Essa é uma discussão antiga, e as instituições internacionais seguiram caminhos diferentes. A União Europeia (por meio do Eurostat) e a OCDE costumam adotar linhas de pobreza relativas, fixadas em 50% ou 60% da renda média nacional. Já o Banco Mundial, tradicionalmente, utiliza uma linha de pobreza absoluta - atualmente, US$ 1,90 por pessoa, por dia, em dólares na paridade do poder de compra (PPC) de 2011.
 
O Banco Mundial visava medir a pobreza entre os países de forma consistente com o bem-estar: queríamos que a Linha Internacional da Pobreza (LIP) correspondesse, na medida do possível, ao mesmo nível de bem-estar, independentemente do país onde a pessoa vivesse. Foram utilizadas taxas de câmbio com PPC para tentar representar as diferenças de custo de vida entre os países.
 
Com esse ajuste, a intenção era de que a linha refletisse os mesmos níveis de bem-estar - algo que seria impossível se usássemos, por exemplo, metade da renda mediana em Madagascar e na República Tcheca. O valor específico da linha internacional da pobreza foi, por concepção, ancorado nas linhas de pobreza adotados por alguns dos países mais pobres do mundo (ver Ravallion, Datt e van de Walle).

No entanto, à medida que as contagens de pobreza global começaram a atrair mais atenção nos países menos pobres, a frugalidade (intencional) da linha passou a receber algumas críticas. Visto que o primeiro Objetivo de Desenvolvimento do Milênio, o primeiro dos Objetivos do Banco Mundial e, mais recentemente, o primeiro Objetivo de Desenvolvimento Sustentável foram expressos ​​em termos da proporção de pessoas que vivem com menos do que a Linha Internacional da Pobreza, os analistas em países de renda média também começaram a dar mais atenção à LIP. Muitos acharam difícil conciliar a linha de US$ 1,90 com o conceito de pobreza - ou mesmo de pobreza extrema - em seus respectivos países.

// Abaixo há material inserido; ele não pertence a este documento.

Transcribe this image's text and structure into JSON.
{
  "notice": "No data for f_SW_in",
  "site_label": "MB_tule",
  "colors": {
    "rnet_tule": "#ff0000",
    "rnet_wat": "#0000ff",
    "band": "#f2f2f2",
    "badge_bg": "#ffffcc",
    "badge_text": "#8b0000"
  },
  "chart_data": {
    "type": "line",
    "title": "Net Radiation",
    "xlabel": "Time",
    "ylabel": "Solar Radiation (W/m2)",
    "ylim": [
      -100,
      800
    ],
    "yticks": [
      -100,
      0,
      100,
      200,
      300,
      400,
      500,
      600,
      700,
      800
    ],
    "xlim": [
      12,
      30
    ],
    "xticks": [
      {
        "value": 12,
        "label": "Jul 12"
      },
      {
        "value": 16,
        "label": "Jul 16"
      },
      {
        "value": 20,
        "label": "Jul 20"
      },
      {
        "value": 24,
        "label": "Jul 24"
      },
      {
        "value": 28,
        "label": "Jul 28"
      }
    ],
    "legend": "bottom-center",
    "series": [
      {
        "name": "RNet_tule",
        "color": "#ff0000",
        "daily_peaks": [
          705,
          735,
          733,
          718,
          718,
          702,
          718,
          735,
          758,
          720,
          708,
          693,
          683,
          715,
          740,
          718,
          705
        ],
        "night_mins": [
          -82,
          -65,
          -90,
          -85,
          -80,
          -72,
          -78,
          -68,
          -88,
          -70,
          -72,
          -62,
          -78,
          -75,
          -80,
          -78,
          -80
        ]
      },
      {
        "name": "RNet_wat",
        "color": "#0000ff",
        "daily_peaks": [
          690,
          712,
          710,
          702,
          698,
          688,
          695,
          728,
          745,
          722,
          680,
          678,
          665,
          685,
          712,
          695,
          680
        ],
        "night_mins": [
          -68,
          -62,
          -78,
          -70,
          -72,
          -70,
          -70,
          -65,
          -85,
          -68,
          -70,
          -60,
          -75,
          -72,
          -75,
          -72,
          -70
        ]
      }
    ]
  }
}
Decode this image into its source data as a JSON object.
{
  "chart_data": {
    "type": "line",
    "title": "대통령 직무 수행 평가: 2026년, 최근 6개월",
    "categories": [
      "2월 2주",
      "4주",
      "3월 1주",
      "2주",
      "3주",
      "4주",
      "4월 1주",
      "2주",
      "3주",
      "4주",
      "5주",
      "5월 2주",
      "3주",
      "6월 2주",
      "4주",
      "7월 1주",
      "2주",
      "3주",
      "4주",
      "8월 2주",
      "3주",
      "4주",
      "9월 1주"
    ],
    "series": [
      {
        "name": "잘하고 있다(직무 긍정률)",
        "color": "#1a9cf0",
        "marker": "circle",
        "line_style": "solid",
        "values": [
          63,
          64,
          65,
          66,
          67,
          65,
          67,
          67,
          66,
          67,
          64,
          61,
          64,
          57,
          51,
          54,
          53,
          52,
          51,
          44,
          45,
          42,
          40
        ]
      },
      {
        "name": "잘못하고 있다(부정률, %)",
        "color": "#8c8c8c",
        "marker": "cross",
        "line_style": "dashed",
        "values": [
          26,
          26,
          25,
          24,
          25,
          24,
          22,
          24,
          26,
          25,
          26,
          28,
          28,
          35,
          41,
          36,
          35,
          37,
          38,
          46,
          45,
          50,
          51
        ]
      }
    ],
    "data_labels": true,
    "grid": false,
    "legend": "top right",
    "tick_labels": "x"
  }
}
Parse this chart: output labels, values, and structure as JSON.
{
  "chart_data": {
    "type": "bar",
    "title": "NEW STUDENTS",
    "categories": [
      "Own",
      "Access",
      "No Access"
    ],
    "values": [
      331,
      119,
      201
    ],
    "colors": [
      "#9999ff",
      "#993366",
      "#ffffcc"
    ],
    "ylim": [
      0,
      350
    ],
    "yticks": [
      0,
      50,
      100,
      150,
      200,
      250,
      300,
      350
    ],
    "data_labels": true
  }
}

Na nossa opinião, o motivo é algo que Amartya Sen propôs há quase quarenta anos.  Sen argumentou que havia - e deveria haver - um "núcleo absolutista irredutível na ideia de pobreza", mas que o absolutismo se situava no espaço das capacidades: o que as pessoas podem ser, aquilo que podem fazer ou desfrutar. É possível - até provável - que, em países (ou momentos) diferentes, um mesmo conjunto de capacidades necessite de cestas de bens e serviços diferentes. Os bens necessários para alguém se aquecer na República Centro-Africana podem ser completamente diferentes dos bens necessários na Polônia. Os bens e serviços necessários para as pessoas buscarem emprego de forma eficaz em um vilarejo em Uttar Pradesh e na Cidade do México podem ser bem distintos. Uma linha de pobreza absoluta no espaço das capacidades pode revelar-se relativa no espaço dos bens (e, portanto, da renda).

Essa noção parece ser corroborada, empiricamente, pelas mesmas linhas nacionais de pobreza às quais os pesquisadores do Banco Mundial atrelaram a nossa LIP. A Figura 1 mostra que, quando as linhas nacionais são comparadas com qualquer medida do padrão de vida médio em nível nacional - como a medida da Despesa de Consumo Final das Famílias nas contas nacionais, ou o PIB per capita - há uma correlação positiva clara. Isso ocorre mesmo quando os países mais ricos - cujas linhas são, muitas vezes, explicitamente relativas - são excluídos da amostra. Em outras palavras: dessa forma, mesmo nos países que adotam a abordagem absoluta ao definir as linhas de pobreza, o custo de sair da pobreza costuma aumentar junto com a renda média.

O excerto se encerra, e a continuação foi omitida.